Have you ever read the back of labels and wondered why sodium chloride is in your shampoo or why antifreeze is in your toothpaste? Ever wondered what the oft-maligned sodium lauryl sulfate and corn syrup are really made of?
This fascinating book will answer these questions and more.
Even if you are not a science buff, you will emerge with a deeper understanding of chemicals -- which will come in handy the next time you do your grocery shopping. You might even impress a few friends with your new knowledge.
At first glance, non-chemistry-minded readers might be taken aback when they see chemical structures and complicated scientific terms. (For this reviewer, it was a traumatic flashback to my junior college days where lessons were a hazy, chemical-induced whirl of acids and tongue-twisting concoctions.) Students will actually find it useful should they ever need a chemistry reference guide.
Field thankfully makes the book less intimidating by keeping the tone relaxed and non-academic. He begins by offering a quick lesson in reading structural formulas, if you dare.

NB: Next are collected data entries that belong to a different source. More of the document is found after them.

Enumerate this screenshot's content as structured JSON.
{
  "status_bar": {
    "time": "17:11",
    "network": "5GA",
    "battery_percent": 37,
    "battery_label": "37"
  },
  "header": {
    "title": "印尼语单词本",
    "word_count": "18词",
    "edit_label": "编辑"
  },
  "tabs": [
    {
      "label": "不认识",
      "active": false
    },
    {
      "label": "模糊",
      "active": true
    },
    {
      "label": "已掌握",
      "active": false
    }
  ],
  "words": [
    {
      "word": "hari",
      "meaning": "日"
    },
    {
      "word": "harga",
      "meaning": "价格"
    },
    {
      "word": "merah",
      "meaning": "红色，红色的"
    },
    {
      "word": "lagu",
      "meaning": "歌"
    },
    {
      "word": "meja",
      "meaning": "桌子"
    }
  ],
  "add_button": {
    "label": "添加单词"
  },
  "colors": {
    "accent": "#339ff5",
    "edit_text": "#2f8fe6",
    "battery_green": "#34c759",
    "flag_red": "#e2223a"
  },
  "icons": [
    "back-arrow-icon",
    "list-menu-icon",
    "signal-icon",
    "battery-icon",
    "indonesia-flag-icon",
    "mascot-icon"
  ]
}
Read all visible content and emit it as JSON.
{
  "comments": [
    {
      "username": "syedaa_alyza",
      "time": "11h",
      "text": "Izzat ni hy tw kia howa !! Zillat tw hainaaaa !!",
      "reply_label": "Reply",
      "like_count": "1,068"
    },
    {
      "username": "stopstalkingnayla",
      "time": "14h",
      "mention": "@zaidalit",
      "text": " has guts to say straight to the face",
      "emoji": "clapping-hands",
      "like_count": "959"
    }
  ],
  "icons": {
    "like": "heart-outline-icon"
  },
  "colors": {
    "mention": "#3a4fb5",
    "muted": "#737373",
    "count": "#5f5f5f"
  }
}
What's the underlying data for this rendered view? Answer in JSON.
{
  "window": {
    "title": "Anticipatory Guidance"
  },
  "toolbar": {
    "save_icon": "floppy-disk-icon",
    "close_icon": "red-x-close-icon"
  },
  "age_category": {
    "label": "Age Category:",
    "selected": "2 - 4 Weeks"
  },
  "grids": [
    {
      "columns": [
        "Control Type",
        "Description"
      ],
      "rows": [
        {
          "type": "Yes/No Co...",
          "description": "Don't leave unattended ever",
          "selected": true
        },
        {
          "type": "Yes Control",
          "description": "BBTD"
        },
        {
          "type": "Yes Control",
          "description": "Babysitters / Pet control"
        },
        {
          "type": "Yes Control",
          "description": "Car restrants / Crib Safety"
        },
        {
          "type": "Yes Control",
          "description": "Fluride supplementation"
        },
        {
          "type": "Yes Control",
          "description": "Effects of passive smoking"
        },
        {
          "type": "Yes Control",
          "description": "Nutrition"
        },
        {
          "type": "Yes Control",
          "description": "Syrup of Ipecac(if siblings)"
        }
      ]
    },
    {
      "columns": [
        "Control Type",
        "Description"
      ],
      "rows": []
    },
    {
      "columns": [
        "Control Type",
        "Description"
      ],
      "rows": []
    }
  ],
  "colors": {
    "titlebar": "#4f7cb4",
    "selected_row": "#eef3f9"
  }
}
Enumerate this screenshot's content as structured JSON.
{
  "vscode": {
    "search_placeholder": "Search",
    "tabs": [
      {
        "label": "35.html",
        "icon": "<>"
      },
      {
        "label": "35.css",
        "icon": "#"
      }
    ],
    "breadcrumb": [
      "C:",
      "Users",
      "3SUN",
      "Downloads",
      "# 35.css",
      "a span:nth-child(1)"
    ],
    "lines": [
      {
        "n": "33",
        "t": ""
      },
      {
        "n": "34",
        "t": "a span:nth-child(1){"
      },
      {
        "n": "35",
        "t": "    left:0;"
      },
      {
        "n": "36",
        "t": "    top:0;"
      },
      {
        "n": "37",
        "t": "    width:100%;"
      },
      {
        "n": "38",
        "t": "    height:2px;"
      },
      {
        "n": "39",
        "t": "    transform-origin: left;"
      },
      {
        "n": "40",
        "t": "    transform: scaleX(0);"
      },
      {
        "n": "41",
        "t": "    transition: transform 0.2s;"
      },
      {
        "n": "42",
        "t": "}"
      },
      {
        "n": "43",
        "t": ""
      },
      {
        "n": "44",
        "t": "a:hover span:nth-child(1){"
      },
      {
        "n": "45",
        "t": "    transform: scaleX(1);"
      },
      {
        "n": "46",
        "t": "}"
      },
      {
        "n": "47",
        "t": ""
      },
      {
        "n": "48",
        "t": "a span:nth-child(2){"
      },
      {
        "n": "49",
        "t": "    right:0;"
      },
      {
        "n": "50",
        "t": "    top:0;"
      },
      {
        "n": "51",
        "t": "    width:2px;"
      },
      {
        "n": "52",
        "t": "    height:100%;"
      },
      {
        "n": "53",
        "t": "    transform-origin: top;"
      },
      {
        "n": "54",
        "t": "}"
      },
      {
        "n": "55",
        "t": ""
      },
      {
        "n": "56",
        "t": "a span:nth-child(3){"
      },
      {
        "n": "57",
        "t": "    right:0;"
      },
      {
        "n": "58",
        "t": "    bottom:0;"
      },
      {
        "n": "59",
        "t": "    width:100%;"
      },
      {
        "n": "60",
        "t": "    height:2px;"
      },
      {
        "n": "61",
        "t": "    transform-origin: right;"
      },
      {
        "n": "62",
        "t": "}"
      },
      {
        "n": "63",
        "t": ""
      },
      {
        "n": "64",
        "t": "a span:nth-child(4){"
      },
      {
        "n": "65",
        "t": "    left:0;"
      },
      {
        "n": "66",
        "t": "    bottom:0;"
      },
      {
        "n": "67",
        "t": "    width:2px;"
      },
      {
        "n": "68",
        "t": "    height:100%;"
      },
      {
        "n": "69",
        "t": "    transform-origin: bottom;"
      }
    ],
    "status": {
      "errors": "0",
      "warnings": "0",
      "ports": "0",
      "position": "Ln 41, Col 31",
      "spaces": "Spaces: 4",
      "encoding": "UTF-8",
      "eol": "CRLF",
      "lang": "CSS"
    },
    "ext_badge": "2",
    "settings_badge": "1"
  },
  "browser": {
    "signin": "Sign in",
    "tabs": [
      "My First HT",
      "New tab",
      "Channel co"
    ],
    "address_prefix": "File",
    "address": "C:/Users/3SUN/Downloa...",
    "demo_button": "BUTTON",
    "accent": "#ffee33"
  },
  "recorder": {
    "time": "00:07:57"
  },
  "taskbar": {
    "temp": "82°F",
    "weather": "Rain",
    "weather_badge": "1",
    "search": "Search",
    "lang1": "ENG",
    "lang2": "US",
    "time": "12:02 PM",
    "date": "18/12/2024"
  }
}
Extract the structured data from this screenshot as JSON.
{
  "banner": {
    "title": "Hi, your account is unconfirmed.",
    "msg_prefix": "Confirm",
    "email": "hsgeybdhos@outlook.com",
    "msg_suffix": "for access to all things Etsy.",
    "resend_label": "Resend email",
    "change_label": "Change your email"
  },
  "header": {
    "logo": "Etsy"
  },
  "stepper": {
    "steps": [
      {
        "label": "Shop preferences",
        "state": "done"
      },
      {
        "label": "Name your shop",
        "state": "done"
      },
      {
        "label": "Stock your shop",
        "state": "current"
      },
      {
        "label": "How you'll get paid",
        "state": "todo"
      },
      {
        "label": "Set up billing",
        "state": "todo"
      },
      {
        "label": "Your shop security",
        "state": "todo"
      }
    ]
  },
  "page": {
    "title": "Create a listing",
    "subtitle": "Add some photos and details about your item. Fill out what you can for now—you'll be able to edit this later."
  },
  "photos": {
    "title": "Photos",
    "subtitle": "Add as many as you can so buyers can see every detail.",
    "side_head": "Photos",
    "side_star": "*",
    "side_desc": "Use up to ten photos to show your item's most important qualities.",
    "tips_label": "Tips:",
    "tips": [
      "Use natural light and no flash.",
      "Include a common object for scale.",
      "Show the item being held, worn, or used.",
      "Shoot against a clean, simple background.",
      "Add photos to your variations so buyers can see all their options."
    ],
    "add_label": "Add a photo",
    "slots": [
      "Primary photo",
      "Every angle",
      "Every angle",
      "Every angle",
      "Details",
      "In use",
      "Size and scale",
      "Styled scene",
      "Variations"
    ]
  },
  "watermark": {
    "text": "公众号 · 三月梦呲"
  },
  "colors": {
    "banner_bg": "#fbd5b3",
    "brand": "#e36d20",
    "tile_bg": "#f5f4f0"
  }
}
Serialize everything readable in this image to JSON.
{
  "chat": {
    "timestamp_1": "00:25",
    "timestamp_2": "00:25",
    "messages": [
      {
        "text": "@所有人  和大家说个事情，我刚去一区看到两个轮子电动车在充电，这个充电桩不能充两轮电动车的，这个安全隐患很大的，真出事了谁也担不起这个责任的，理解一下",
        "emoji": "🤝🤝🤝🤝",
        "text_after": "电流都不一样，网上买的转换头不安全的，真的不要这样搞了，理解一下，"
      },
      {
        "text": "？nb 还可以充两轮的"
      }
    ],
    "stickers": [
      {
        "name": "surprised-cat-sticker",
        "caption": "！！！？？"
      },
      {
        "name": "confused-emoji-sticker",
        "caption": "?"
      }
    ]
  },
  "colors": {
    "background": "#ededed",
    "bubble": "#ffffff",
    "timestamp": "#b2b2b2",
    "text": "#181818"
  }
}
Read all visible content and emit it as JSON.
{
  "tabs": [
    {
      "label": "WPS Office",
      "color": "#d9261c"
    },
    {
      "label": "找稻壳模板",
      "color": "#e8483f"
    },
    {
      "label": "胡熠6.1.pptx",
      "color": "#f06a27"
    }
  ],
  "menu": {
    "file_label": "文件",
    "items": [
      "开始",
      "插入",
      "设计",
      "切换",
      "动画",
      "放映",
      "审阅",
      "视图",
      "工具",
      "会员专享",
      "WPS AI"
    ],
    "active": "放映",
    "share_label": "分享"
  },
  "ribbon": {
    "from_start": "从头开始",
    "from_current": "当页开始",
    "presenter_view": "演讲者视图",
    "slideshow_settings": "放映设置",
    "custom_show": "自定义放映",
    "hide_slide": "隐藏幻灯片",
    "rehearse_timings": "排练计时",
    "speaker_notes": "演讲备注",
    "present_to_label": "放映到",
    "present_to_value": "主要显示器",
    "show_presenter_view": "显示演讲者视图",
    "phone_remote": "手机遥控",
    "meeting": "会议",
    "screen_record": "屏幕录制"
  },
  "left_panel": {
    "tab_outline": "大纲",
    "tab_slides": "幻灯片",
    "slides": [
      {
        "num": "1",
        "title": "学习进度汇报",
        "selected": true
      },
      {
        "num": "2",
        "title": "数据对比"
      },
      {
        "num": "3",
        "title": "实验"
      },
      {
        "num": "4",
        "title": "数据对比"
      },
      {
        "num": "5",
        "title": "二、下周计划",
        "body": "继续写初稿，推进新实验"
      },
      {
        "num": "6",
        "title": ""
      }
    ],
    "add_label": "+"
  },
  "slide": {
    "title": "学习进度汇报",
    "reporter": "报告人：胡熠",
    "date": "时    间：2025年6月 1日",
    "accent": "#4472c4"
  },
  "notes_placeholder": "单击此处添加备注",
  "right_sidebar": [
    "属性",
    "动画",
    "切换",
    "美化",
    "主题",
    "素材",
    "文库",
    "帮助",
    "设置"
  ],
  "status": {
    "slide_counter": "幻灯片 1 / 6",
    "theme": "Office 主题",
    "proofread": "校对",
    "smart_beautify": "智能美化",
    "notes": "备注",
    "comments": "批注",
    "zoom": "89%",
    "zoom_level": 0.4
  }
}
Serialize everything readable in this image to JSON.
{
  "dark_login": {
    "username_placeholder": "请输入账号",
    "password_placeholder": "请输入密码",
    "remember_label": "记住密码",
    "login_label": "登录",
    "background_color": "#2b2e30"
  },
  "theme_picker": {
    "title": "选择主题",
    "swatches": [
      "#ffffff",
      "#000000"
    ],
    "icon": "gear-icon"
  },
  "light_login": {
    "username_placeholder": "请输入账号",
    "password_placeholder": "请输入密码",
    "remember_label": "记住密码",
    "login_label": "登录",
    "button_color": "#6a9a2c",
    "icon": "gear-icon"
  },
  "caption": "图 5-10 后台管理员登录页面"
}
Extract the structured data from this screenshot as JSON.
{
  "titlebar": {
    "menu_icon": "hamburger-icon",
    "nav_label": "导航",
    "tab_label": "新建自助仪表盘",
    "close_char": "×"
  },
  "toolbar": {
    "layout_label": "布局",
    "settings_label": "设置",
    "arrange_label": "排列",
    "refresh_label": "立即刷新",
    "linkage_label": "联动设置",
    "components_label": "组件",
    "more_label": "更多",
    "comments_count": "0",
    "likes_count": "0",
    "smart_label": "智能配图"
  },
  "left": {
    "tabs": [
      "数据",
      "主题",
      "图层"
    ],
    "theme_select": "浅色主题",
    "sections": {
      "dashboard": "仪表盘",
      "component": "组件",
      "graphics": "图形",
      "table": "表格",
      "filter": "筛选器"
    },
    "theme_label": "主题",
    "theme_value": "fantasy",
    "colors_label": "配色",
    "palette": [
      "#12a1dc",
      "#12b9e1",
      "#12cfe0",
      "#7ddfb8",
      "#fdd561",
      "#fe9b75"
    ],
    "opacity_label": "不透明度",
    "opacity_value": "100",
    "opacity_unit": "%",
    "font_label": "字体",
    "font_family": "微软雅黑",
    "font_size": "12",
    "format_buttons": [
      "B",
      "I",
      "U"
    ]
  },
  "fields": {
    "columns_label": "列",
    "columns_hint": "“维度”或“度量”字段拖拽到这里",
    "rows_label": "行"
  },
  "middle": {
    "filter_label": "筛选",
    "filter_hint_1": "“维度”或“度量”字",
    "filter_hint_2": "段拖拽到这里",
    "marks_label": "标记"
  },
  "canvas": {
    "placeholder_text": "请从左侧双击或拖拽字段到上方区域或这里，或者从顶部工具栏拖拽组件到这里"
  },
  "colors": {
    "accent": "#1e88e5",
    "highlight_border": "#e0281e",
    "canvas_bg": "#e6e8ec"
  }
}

Ingredients are divided into different categories such as preservatives, buffers, sweeteners, fats and emulsifiers. These are common "household" ingredients that you'll find in everyday products. From the familiar citric acid (used as a food additive) to titanium dioxide (used in sun block) to polyvinyl alcohol (used in hairsprays and shampoos), Field explains the uses of more than 150 compounds. Each is accompanied by a structural formula, synonym(s), description and variants.
Field breaks up the monotony with interesting nuggets of information throughout the book. Who knew that the sugar in soft drinks has been mostly replaced by high-fructose corn syrup because it is not price-controlled by the US government, and that it is sweeter so less is needed?
Regrettably Field does not delve into the health risk of consuming these ingredients. It would have been even more interesting if he had.
So why is antifreeze a component of toothpaste? It turns out that ingredients with antifreeze properties also have emulsifying and moisturising properties. These ingredients such as glycerin or propylene glycol are non-toxic. When used in toothpaste, glycerine "sweetens while keeping the paste from drying out when the cap is left off".